Les Miles: “The opportunity to practice some of those guys, in what we call young guys go, where they can line up against each other and get after it and run our plays, just puts them in great position for, if you look at it, spring ball is 15 practices and you are basically, you are not quite 15 practices here, but very close, so it’s an added spring. It’s very important to us and we are very fortunate to have the ability to be there annually.”
How much can having a bowl game in a fertile recruiting ground do for your recruiting?
Les Miles: “It’s not a place you, we won’t leave the stadium and go into somebody’s home, because it will be a dead period. It will be followed by local media and it will be followed by, I would not be surprised if some guys got tickets and came to the game. Certainly we feel like this information disseminates quickest from Houston.”

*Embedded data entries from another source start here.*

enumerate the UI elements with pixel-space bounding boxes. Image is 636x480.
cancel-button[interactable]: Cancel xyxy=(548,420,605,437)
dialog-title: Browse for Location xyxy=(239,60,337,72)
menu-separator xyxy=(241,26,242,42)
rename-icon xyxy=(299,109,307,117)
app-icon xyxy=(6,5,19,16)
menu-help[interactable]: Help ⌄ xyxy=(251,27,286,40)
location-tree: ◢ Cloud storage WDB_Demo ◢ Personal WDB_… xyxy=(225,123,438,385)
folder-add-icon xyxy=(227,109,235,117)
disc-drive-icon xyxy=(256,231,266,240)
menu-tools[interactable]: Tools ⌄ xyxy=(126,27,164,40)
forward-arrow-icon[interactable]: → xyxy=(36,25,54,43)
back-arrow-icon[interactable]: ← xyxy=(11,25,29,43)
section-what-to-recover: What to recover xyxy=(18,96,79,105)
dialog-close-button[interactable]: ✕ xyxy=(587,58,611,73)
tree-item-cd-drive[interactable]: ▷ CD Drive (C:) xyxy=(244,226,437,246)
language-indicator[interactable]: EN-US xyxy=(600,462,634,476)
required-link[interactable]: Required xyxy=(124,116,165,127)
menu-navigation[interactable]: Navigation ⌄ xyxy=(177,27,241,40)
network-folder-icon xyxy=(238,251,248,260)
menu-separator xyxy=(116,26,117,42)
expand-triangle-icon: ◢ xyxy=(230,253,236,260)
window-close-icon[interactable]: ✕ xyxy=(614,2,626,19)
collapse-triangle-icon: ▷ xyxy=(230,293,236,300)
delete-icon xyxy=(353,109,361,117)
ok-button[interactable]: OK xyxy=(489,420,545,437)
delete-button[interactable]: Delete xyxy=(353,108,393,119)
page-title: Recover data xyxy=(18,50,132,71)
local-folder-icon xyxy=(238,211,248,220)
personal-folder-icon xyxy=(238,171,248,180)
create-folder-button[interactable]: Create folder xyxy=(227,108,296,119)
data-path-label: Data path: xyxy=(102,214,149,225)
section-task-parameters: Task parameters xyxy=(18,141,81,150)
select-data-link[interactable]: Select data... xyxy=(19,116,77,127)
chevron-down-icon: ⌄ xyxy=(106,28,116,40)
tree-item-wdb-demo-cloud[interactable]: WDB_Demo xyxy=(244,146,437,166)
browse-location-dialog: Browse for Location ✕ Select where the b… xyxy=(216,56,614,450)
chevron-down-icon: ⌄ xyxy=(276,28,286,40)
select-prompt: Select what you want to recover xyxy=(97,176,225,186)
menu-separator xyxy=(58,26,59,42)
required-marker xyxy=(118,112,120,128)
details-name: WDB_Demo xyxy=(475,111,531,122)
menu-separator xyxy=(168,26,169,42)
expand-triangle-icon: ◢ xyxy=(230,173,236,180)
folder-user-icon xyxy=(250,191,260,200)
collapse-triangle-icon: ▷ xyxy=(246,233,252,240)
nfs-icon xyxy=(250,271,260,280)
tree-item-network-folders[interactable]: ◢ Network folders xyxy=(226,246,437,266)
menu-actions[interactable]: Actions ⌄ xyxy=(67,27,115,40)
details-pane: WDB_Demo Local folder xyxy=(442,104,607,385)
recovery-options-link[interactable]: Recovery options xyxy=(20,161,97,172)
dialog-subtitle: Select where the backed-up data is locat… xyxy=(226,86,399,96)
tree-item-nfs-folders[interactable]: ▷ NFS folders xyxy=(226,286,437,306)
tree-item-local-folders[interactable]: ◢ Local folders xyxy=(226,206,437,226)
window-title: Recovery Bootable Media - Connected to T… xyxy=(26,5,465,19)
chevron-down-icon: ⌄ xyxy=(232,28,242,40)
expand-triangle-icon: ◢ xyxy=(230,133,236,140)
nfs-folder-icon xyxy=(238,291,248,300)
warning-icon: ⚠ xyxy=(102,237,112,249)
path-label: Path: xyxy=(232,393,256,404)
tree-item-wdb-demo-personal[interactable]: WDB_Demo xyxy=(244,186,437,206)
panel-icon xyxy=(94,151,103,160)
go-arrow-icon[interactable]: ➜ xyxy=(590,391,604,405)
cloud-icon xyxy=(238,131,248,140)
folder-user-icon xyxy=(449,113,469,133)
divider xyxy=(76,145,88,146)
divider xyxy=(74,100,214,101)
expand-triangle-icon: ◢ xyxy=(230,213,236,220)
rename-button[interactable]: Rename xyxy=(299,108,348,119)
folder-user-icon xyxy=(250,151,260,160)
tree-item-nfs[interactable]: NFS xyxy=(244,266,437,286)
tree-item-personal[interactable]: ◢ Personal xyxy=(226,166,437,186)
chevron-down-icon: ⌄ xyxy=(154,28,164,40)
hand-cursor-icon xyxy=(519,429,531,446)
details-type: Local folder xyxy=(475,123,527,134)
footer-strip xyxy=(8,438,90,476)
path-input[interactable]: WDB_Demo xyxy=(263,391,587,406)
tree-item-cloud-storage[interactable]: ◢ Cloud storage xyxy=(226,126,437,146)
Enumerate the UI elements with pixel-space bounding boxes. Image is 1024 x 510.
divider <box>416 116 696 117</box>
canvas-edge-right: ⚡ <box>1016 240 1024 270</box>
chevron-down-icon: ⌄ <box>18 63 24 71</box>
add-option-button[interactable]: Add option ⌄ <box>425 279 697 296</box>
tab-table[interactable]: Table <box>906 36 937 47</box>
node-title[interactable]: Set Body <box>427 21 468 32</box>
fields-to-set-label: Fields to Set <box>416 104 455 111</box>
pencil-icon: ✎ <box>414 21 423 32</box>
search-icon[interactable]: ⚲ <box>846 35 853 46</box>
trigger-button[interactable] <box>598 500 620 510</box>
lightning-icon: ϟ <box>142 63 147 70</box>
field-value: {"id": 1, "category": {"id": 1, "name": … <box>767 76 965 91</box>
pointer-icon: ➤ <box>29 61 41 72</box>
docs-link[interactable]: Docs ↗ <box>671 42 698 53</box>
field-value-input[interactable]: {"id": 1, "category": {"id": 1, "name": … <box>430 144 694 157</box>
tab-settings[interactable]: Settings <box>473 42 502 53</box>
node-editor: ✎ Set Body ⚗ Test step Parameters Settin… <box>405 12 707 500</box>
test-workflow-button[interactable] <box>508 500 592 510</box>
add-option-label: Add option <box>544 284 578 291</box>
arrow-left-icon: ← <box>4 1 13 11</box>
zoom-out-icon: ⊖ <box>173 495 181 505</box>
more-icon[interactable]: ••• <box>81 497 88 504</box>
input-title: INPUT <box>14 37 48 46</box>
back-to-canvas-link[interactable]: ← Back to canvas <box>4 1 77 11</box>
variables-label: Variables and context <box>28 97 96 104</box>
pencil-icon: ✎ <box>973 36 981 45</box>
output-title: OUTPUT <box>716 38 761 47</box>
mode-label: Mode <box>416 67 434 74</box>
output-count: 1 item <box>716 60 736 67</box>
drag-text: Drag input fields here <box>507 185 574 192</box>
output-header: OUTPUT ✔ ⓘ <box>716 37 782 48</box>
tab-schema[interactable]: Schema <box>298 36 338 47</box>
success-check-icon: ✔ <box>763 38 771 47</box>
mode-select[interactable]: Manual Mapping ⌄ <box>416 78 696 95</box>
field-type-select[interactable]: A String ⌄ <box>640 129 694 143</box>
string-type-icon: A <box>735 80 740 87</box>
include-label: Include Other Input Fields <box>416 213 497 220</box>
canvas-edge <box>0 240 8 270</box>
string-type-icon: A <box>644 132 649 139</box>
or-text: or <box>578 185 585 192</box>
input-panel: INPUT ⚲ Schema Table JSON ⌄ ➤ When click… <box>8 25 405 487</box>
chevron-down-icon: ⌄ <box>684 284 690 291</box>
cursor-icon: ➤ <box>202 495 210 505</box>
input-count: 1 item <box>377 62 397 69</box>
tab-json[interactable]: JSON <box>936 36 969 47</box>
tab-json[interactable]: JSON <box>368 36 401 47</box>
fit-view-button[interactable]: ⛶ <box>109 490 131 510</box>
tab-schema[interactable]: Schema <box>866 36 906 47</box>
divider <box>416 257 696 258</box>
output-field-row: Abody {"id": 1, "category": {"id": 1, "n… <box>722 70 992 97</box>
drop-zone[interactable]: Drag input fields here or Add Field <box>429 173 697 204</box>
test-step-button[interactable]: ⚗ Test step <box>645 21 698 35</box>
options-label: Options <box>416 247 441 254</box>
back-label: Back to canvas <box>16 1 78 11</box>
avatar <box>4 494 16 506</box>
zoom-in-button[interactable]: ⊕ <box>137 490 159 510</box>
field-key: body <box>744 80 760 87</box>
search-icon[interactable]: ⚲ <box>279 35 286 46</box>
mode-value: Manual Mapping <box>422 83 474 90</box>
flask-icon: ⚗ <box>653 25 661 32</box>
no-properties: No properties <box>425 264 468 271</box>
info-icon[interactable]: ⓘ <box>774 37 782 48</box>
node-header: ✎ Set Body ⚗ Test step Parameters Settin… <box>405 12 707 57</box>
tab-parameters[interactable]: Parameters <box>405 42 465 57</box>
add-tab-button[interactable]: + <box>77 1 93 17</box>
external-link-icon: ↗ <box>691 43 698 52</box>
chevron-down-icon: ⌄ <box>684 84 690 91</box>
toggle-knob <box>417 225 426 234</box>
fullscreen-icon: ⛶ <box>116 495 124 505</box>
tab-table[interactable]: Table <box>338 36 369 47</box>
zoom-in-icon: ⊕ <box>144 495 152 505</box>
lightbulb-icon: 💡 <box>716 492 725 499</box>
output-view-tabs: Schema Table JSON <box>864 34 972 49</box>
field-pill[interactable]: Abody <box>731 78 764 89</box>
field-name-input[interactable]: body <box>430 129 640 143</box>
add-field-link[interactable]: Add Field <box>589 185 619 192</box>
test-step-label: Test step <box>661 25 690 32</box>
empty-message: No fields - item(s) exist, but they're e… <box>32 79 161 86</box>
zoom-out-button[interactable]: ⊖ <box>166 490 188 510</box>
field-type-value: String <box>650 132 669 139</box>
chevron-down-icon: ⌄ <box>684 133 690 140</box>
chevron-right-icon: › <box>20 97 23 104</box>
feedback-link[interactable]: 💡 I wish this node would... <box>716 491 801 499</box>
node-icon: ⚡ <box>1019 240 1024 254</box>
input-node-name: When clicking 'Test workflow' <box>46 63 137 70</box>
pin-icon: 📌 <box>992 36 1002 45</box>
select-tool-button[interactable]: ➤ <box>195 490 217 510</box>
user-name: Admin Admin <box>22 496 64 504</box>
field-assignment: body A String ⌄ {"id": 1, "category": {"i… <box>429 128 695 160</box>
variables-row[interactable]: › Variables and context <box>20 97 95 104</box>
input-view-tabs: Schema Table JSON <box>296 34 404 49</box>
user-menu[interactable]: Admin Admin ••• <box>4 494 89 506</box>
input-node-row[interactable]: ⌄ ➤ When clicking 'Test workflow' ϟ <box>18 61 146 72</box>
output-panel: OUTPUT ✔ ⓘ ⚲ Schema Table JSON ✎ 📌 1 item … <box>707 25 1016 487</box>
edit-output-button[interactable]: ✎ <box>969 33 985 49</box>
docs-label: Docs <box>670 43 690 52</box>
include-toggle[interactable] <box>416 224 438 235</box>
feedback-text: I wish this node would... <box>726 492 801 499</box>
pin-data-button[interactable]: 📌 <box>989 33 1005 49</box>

How will it affect them when recruits get a first-hand experience with the team?
Les Miles: “Yeah. Again, they would have to get to the stadiums themselves. We are not allowed to provide tickets and we don’t. It’s more the perimeter, the day in and day out press coverage of the event, really kind of saturates Houston and allows us to be really on the tips of people’s tongue a ton.”
Is the spread offense more dominant now in college football than the wishbone or veer was?
Kliff Kingsbury: “I don’t know much about the veer or wishbone so I’ll let you take that.”
Les Miles: “That’s the advantage of youth, right. You were young for some of those. I can tell you this, that there’s a lot of similarities. Basically it’s an option. This quarterback has an opportunity to read a down lineman and not block him and run an option. I think obviously Coach Kingsbury played in a prolific passing attack and I think that that comes along with a spread piece and there’s some traditionalists that would certainly want to cry if they said ‘wishbone’ and some of these traditional ways of attacking. Yes, I think by far the way of the spread is overtaking. I think it’s certainly the trend in high school, college, it’s not gotten to the NFL often. You look at an NFL game and occasionally it’ll get there, but it’s not gotten there often.”
Do you see anyone in high school running anything but the spread?
Kliff Kingsbury: “In high school football not a lot, not a lot. I think that that’s with the prevalence of seven-on-seven, particularly in our state, that’s where teams are going. It gives you all those extra practices throughout the summer to throw and get good at it, so yeah. I don’t see much on the recruiting tape, I see of anything other than true spread.”
Les Miles: “I can tell you this, that we just occasionally look for it, a big strong blocking back and you don’t find them. You have to go find and make that guy. It’s an undersized tight end, it’s a h-back that’s got physicality, the fullback position, it’s not even in our conference as an all-conference position.”
How have defensive lines also changed in college football over the years?
Kliff Kingsbury: “Yeah I think the d-line that Coach Miles has can face any offense from what I’ve seen. I think more than anything during weeks of practice or training camp, and he knows this, going against a tempo of spread, the conditioning comes into play and having enough bodies to rotate guys through is more important than it ever has been. You can’t leave guys out there six, seven plays where teams are tempo-ing and playing fast. Having depth at that defensive line position is more crucial than it ever has been in college football.”